ロンは臆病で、キャリアケースに入るのを嫌がったので、女房と二人がかりで何とか入れた。我が家から桟橋まで自転車で行った。ロンは怖がって鳴き通しだった。フェリーの中でも鳴いていた。市電に乗ったらあまりに鳴くので
「お父さんはここにおるよ」とケース越しに声をかけていたら、運転手が運転席から振り返って見たので、何か言われるかと心配したが、黙っていたので安堵した。
病院についてロンの診察券を作った。
私の名字の下にロンゾと書いたら何か嬉しかった。看護師さんが
「可愛い子ですね」と言ってくれた。
ケースから出して診察台に置いた、先生が触ってもロンはおとなしくしていた。
先生は説明も無しに
「三種混合」と言って予防接種を打った。
「この子は良い子だから大丈夫でしょう」と言って、錠剤の薬を二週間分出してくれた。
ケースに入れると、帰りも鳴き通しだった。
家に帰って出してやると、ケースに頭突きをして押しのけていた。よほど入るのが嫌だったのだろう。

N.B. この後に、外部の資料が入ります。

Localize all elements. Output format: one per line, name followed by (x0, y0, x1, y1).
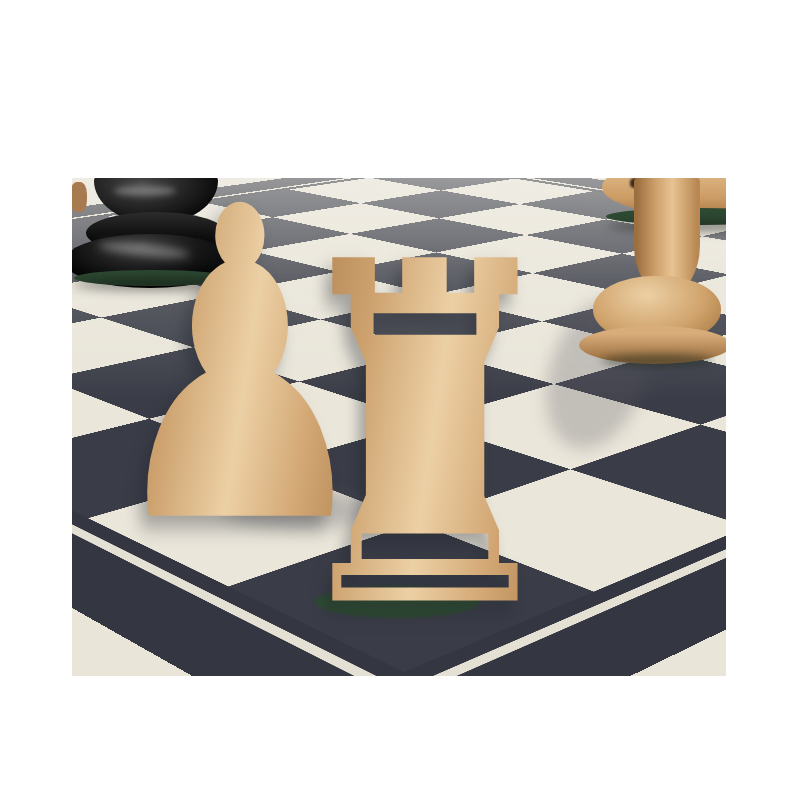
chess-photo: ♟ ♜ (72, 178, 726, 676)
white-bishop-felt-shadow (601, 354, 713, 367)
background-piece-sliver (72, 182, 87, 212)
white-rook: ♜ (278, 203, 573, 673)
page-background: ♟ ♜ (0, 0, 800, 800)
white-bishop-lower (577, 178, 726, 378)
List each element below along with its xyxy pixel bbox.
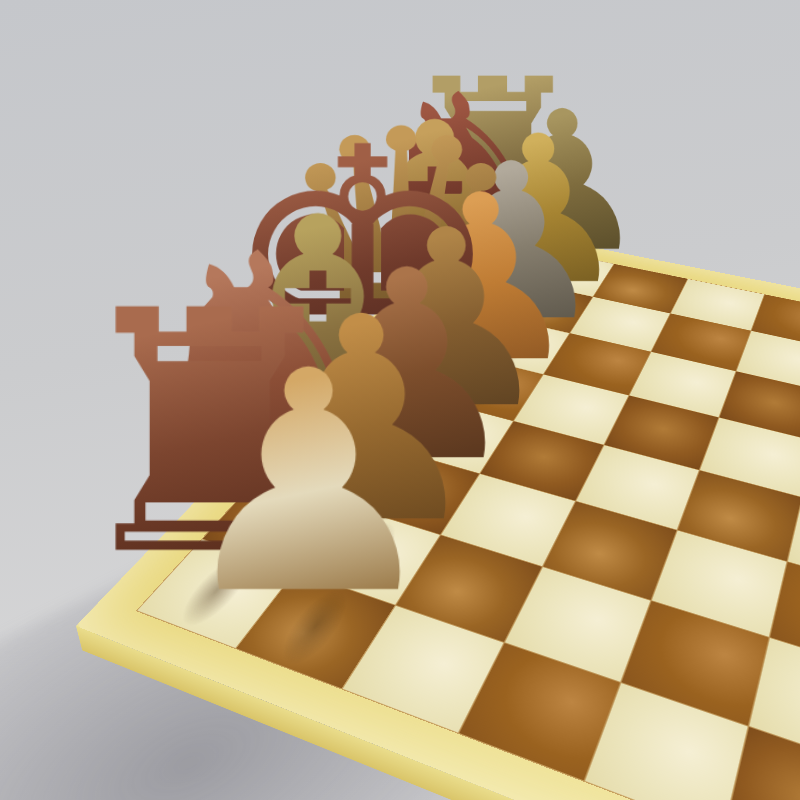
board-slab: ♟♟♟♟♟♟♟♟♜♞♝♛♚♝♞♜ [76, 222, 800, 800]
square-f5 [652, 531, 786, 637]
chessboard-photo-scene: ♟♟♟♟♟♟♟♟♜♞♝♛♚♝♞♜ [0, 0, 800, 800]
board-grid: ♟♟♟♟♟♟♟♟♜♞♝♛♚♝♞♜ [137, 236, 800, 800]
piece-pawn-h2: ♟ [70, 344, 548, 624]
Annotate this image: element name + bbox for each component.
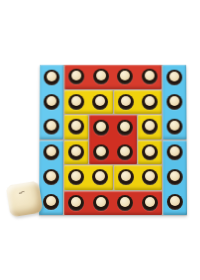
hole-icon (43, 94, 59, 110)
wooden-peg[interactable] (120, 197, 130, 207)
wooden-peg[interactable] (170, 96, 180, 106)
hole-icon (118, 169, 134, 185)
peg-hole (113, 115, 137, 140)
peg-hole (113, 65, 137, 89)
hole-icon (43, 194, 59, 210)
hole-icon (43, 169, 59, 185)
hole-icon (93, 144, 109, 160)
wooden-peg[interactable] (71, 121, 81, 131)
peg-hole (40, 89, 64, 114)
hole-icon (93, 119, 109, 135)
wooden-peg[interactable] (145, 197, 155, 207)
yellow-right-upper-block[interactable] (138, 115, 162, 139)
peg-hole (89, 65, 113, 89)
hole-icon (142, 69, 158, 85)
hole-icon (167, 94, 183, 110)
peg-hole (138, 140, 162, 164)
peg-hole (163, 190, 187, 215)
wooden-peg[interactable] (121, 96, 131, 106)
wooden-peg[interactable] (96, 197, 106, 207)
hole-icon (117, 119, 133, 135)
blue-right-top-block[interactable] (163, 65, 187, 139)
hole-icon (93, 69, 109, 85)
peg-hole (39, 114, 63, 139)
wooden-peg[interactable] (46, 171, 56, 181)
peg-hole (163, 165, 187, 190)
hole-icon (167, 169, 183, 185)
peg-hole (113, 191, 138, 215)
wooden-peg[interactable] (95, 171, 105, 181)
wooden-peg[interactable] (71, 146, 81, 156)
wooden-peg[interactable] (72, 71, 82, 81)
wooden-peg[interactable] (47, 71, 57, 81)
peg-hole (163, 114, 187, 139)
peg-hole (88, 165, 112, 189)
wooden-peg[interactable] (46, 196, 56, 206)
peg-hole (39, 190, 63, 215)
wooden-peg[interactable] (145, 171, 155, 181)
peg-hole (39, 165, 63, 190)
blue-left-bottom-block[interactable] (39, 140, 63, 215)
hole-icon (68, 94, 84, 110)
wooden-peg[interactable] (121, 171, 131, 181)
peg-hole (138, 165, 162, 189)
peg-hole (113, 90, 137, 114)
hole-icon (44, 69, 60, 85)
hole-icon (167, 119, 183, 135)
hole-icon (167, 145, 183, 161)
blue-left-top-block[interactable] (39, 65, 63, 139)
yellow-top-left-block[interactable] (64, 90, 112, 114)
yellow-left-lower-block[interactable] (64, 140, 88, 164)
yellow-top-right-block[interactable] (113, 90, 161, 114)
peg-hole (64, 115, 88, 139)
wooden-peg[interactable] (71, 96, 81, 106)
wooden-peg[interactable] (170, 146, 180, 156)
yellow-right-lower-block[interactable] (138, 140, 162, 164)
hole-icon (117, 195, 133, 211)
peg-hole (163, 89, 187, 114)
peg-hole (113, 165, 137, 189)
hole-icon (167, 69, 183, 85)
wooden-peg[interactable] (71, 197, 81, 207)
peg-hole (138, 90, 162, 114)
hole-icon (43, 145, 59, 161)
hole-icon (68, 169, 84, 185)
peg-hole (64, 140, 88, 164)
wooden-peg[interactable] (120, 71, 130, 81)
hole-icon (142, 94, 158, 110)
wooden-peg[interactable] (145, 146, 155, 156)
hole-icon (118, 94, 134, 110)
peg-hole (64, 65, 88, 89)
wooden-peg[interactable] (120, 121, 130, 131)
red-top-block[interactable] (64, 65, 161, 89)
peg-board (39, 65, 187, 215)
peg-hole (163, 65, 187, 90)
hole-icon (68, 119, 84, 135)
hole-icon (142, 144, 158, 160)
wooden-peg[interactable] (96, 146, 106, 156)
peg-hole (137, 65, 161, 89)
blue-right-bottom-block[interactable] (163, 140, 187, 215)
hole-icon (43, 119, 59, 135)
peg-hole (64, 90, 88, 114)
hole-icon (69, 69, 85, 85)
wooden-peg[interactable] (145, 71, 155, 81)
peg-hole (88, 90, 112, 114)
hole-icon (142, 169, 158, 185)
peg-hole (89, 115, 113, 140)
wooden-peg[interactable] (169, 71, 179, 81)
wooden-peg[interactable] (46, 96, 56, 106)
yellow-bottom-left-block[interactable] (64, 165, 113, 189)
wooden-peg[interactable] (145, 96, 155, 106)
peg-hole (64, 165, 88, 189)
wooden-peg[interactable] (96, 71, 106, 81)
peg-hole (163, 140, 187, 165)
hole-icon (117, 144, 133, 160)
scene: ∽ (0, 0, 200, 280)
hole-icon (167, 194, 183, 210)
hole-icon (68, 195, 84, 211)
wooden-peg[interactable] (96, 121, 106, 131)
hole-icon (92, 94, 108, 110)
peg-hole (138, 191, 163, 215)
wooden-peg[interactable] (46, 121, 56, 131)
yellow-left-upper-block[interactable] (64, 115, 88, 139)
hole-icon (93, 195, 109, 211)
yellow-bottom-right-block[interactable] (113, 165, 162, 189)
wooden-peg[interactable] (170, 196, 180, 206)
wooden-peg[interactable] (145, 121, 155, 131)
hole-icon (117, 69, 133, 85)
peg-hole (89, 139, 113, 164)
hole-icon (142, 119, 158, 135)
wooden-peg[interactable] (170, 171, 180, 181)
peg-hole (39, 140, 63, 165)
wooden-peg[interactable] (120, 146, 130, 156)
peg-hole (40, 65, 64, 90)
peg-hole (138, 115, 162, 139)
wooden-peg[interactable] (170, 121, 180, 131)
hole-icon (92, 169, 108, 185)
wooden-die[interactable]: ∽ (6, 181, 44, 218)
peg-hole (88, 191, 113, 215)
hole-icon (68, 144, 84, 160)
die-face-mark: ∽ (17, 187, 27, 198)
wooden-peg[interactable] (46, 146, 56, 156)
peg-hole (64, 191, 89, 215)
wooden-peg[interactable] (95, 96, 105, 106)
hole-icon (142, 195, 158, 211)
peg-hole (113, 139, 137, 164)
red-bottom-block[interactable] (64, 191, 162, 215)
wooden-peg[interactable] (71, 171, 81, 181)
red-center-block[interactable] (89, 115, 137, 164)
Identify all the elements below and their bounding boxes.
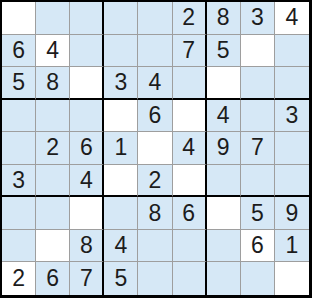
cell-r5c8[interactable]: 7: [241, 132, 275, 165]
cell-r5c9[interactable]: [275, 132, 309, 165]
cell-r5c1[interactable]: [2, 132, 36, 165]
cell-r1c5[interactable]: [138, 2, 172, 35]
cell-r9c3[interactable]: 7: [70, 262, 104, 295]
cell-r4c9[interactable]: 3: [275, 100, 309, 133]
cell-r8c5[interactable]: [138, 230, 172, 263]
cell-r1c8[interactable]: 3: [241, 2, 275, 35]
cell-r1c1[interactable]: [2, 2, 36, 35]
cell-r5c7[interactable]: 9: [207, 132, 241, 165]
cell-r2c3[interactable]: [70, 35, 104, 68]
cell-r2c8[interactable]: [241, 35, 275, 68]
cell-r6c3[interactable]: 4: [70, 165, 104, 198]
cell-r3c4[interactable]: 3: [104, 67, 138, 100]
cell-r1c4[interactable]: [104, 2, 138, 35]
cell-r5c6[interactable]: 4: [173, 132, 207, 165]
cell-r5c5[interactable]: [138, 132, 172, 165]
cell-r8c3[interactable]: 8: [70, 230, 104, 263]
cell-r6c8[interactable]: [241, 165, 275, 198]
cell-r6c1[interactable]: 3: [2, 165, 36, 198]
cell-r2c7[interactable]: 5: [207, 35, 241, 68]
cell-r9c4[interactable]: 5: [104, 262, 138, 295]
cell-r7c7[interactable]: [207, 197, 241, 230]
cell-r3c5[interactable]: 4: [138, 67, 172, 100]
cell-r7c8[interactable]: 5: [241, 197, 275, 230]
cell-r6c6[interactable]: [173, 165, 207, 198]
cell-r5c4[interactable]: 1: [104, 132, 138, 165]
cell-r8c7[interactable]: [207, 230, 241, 263]
cell-r6c9[interactable]: [275, 165, 309, 198]
cell-r1c3[interactable]: [70, 2, 104, 35]
cell-r9c9[interactable]: [275, 262, 309, 295]
cell-r3c2[interactable]: 8: [36, 67, 70, 100]
cell-r8c4[interactable]: 4: [104, 230, 138, 263]
cell-r2c5[interactable]: [138, 35, 172, 68]
cell-r3c3[interactable]: [70, 67, 104, 100]
sudoku-board: 283464755834643261497342865984612675: [0, 0, 312, 298]
cell-r5c2[interactable]: 2: [36, 132, 70, 165]
cell-r9c6[interactable]: [173, 262, 207, 295]
cell-r3c7[interactable]: [207, 67, 241, 100]
cell-r9c7[interactable]: [207, 262, 241, 295]
cell-r4c4[interactable]: [104, 100, 138, 133]
cell-r4c3[interactable]: [70, 100, 104, 133]
cell-r3c9[interactable]: [275, 67, 309, 100]
cell-r4c7[interactable]: 4: [207, 100, 241, 133]
cell-r9c5[interactable]: [138, 262, 172, 295]
cell-r6c7[interactable]: [207, 165, 241, 198]
cell-r8c2[interactable]: [36, 230, 70, 263]
cell-r3c6[interactable]: [173, 67, 207, 100]
cell-r2c9[interactable]: [275, 35, 309, 68]
cell-r7c3[interactable]: [70, 197, 104, 230]
cell-r2c6[interactable]: 7: [173, 35, 207, 68]
cell-r1c9[interactable]: 4: [275, 2, 309, 35]
cell-r7c6[interactable]: 6: [173, 197, 207, 230]
cell-r7c2[interactable]: [36, 197, 70, 230]
cell-r7c9[interactable]: 9: [275, 197, 309, 230]
cell-r4c6[interactable]: [173, 100, 207, 133]
cell-r8c1[interactable]: [2, 230, 36, 263]
cell-r1c6[interactable]: 2: [173, 2, 207, 35]
cell-r9c8[interactable]: [241, 262, 275, 295]
cell-r1c7[interactable]: 8: [207, 2, 241, 35]
cell-r8c6[interactable]: [173, 230, 207, 263]
cell-r6c2[interactable]: [36, 165, 70, 198]
cell-r2c4[interactable]: [104, 35, 138, 68]
cell-r7c1[interactable]: [2, 197, 36, 230]
cell-r5c3[interactable]: 6: [70, 132, 104, 165]
cell-r1c2[interactable]: [36, 2, 70, 35]
cell-r6c4[interactable]: [104, 165, 138, 198]
cell-r6c5[interactable]: 2: [138, 165, 172, 198]
cell-r4c8[interactable]: [241, 100, 275, 133]
cell-r4c2[interactable]: [36, 100, 70, 133]
cell-r7c5[interactable]: 8: [138, 197, 172, 230]
cell-r4c5[interactable]: 6: [138, 100, 172, 133]
cell-r9c2[interactable]: 6: [36, 262, 70, 295]
cell-r3c8[interactable]: [241, 67, 275, 100]
cell-r9c1[interactable]: 2: [2, 262, 36, 295]
cell-r8c8[interactable]: 6: [241, 230, 275, 263]
cell-r7c4[interactable]: [104, 197, 138, 230]
cell-r3c1[interactable]: 5: [2, 67, 36, 100]
cell-r2c1[interactable]: 6: [2, 35, 36, 68]
cell-r8c9[interactable]: 1: [275, 230, 309, 263]
cell-r2c2[interactable]: 4: [36, 35, 70, 68]
cell-r4c1[interactable]: [2, 100, 36, 133]
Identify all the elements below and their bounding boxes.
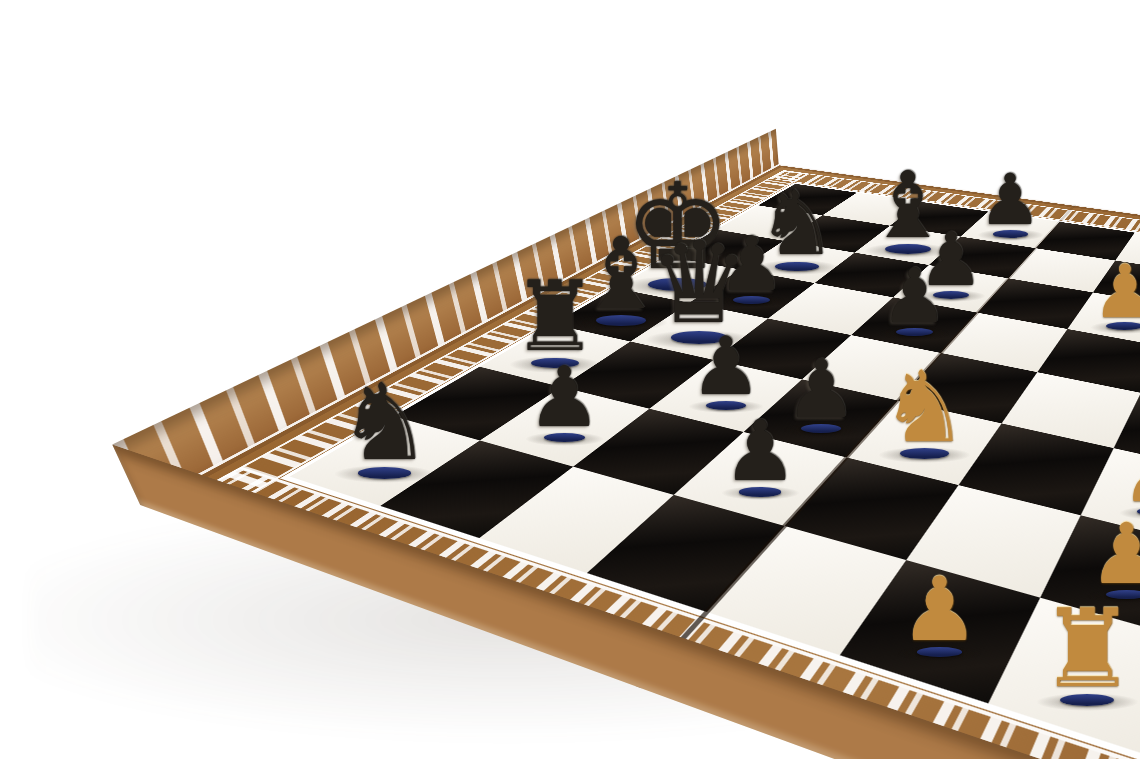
tan-knight-glyph: ♞ <box>880 358 968 456</box>
square-b4[interactable] <box>784 457 958 560</box>
black-pawn-glyph: ♟ <box>979 165 1042 235</box>
square-a5[interactable] <box>587 495 784 612</box>
tan-pawn-glyph: ♟ <box>1121 433 1140 513</box>
black-pawn-glyph: ♟ <box>881 259 948 334</box>
square-a6[interactable] <box>479 467 674 573</box>
tan-pawn-glyph: ♟ <box>1092 255 1140 328</box>
square-c3[interactable] <box>958 423 1113 515</box>
tan-pawn-glyph: ♟ <box>900 566 979 655</box>
tan-rook-glyph: ♜ <box>1039 595 1136 703</box>
black-pawn-glyph: ♟ <box>723 410 798 494</box>
tan-pawn-glyph: ♟ <box>1089 513 1140 597</box>
black-pawn-glyph: ♟ <box>690 327 762 407</box>
black-pawn-glyph: ♟ <box>527 356 602 439</box>
chess-photo-scene: ♞♜♝♚♟♛♟♞♟♝♟♟♟♟♟♞♟♟♜♟♟ <box>0 0 1140 759</box>
black-knight-glyph: ♞ <box>337 370 432 476</box>
square-a4[interactable] <box>707 526 906 655</box>
square-d3[interactable] <box>1001 372 1140 448</box>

毎日薬を飲ませるのが大変だった。少し上を向かせて嫌がる口をこじ開けて、薬を口の中へ落とした。上手く奥の方へ落とさないと、苦いのか吐き出してしまうので、なかなか難しかった。
ロンは風呂へ入れたり、ケースに入れて病院へ連れて行ったり、薬をのませたり、と嫌がる事をしても私を嫌いにならなかった。自分の為にしてくれているのだと、理解出来ているのだと思った。